Assis sur l'abattant fermé des toilettes, il serra le poing autour de son téléphone qu'il tapota quelquefois sur sa bouche au pli soucieux. Le cas de ce "Skinner" lui semblait pourtant très sérieux. Un type dont le patronyme signifiait tout de même Écorcheur ne pouvait pas être un gros nounours inoffensif... A l'origine, il y avait dû y avoir dans sa famille un trappeur, un pelletier, un fourreur… Un chasseur, lui soufflait son instinct buté. Dean n'avait croisé qu'une fois son regard et ça avait été pour y voir une froide détermination qu'il n'avait rencontrée que chez ceux qui avaient déjà tué. Au mieux, peut-être n'était-il simplement qu'un soldat, comme son père ? Il chassa cette idée, il avait plus urgent à penser.

La priorité numéro un, c'était la maison hantée. Sam lui avait dit qu'il cherchait des infos sur les autres gens qui avaient vécu au manoir LaLaurie, et particulièrement ceux qui auraient pu y mourir de mort violente, mais tout cela prenait un temps qu'ils n'avaient pas si les fédéraux revenaient à la charge.

L'instinct de Dean lui soufflait encore que, qui que ce fût, le fantôme était toujours attaché à la demeure. Il ne savait pas comment un mort de longue date pouvait être encore aussi en colère. Quelques décennies, ça se pouvait, mais en siècles ? Il espérait que les recherches de Sam fourniraient une piste là-dessus, mais sa plus sûre assomption c'était que ses os étaient toujours sur place et n'avaient jamais été trouvés par aucun des proprios suivants. Et ça, ça voulait dire que leur ami Casper était très bien caché. Quelque chose lui appartenant avait dû être conservé dans la foutue boîte à épines, lui permettant de les retrouver au cimetière mais maintenant, ils ne sauraient jamais quoi.

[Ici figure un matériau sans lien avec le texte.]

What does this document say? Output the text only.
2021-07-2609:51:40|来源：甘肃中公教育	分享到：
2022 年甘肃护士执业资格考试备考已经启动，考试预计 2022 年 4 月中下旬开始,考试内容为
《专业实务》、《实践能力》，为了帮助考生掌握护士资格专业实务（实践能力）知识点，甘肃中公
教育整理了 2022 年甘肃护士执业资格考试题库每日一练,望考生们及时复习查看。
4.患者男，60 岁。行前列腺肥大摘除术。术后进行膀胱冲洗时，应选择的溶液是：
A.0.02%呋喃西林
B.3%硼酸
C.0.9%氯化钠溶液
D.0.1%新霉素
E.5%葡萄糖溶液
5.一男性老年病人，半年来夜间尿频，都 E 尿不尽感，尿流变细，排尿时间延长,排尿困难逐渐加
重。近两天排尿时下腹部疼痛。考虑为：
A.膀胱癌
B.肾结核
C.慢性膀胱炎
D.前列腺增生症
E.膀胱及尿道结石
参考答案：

Le speech du guide touristique avait été assez clair sur le fait que la cave et le grenier avaient été des endroits où des dizaines d'esclaves avaient été torturés et mis à mort. Même s'ils avaient été sans doute déjà fouillés par la police de l'époque, Dean se disait c'étaient de bons points de départ à vérifier en termes de caches secrètes, faux planchers, faux-plafonds, murs creux… Le manoir était assez grand, pas sûr qu'ils y arrivent du premier coup et en une fois, sauf… s'ils avaient un meilleur matos que leur spectromètre fait maison pour cibler un peu mieux leurs recherches.

Alors la mort dans l'âme, il reconnut qu'il devait demander de l'aide pour boucler au plus vite la Nouvelle Orléans. Il ne voulait pas que Sammy soit tenté d'utiliser davantage ses pouvoirs démoniaques et faire le jeu de Ruby sous la pression des circonstances. Ce serait "team Winchester" avant tout car il avait le sentiment qu'ils ne devaient se fier à personne.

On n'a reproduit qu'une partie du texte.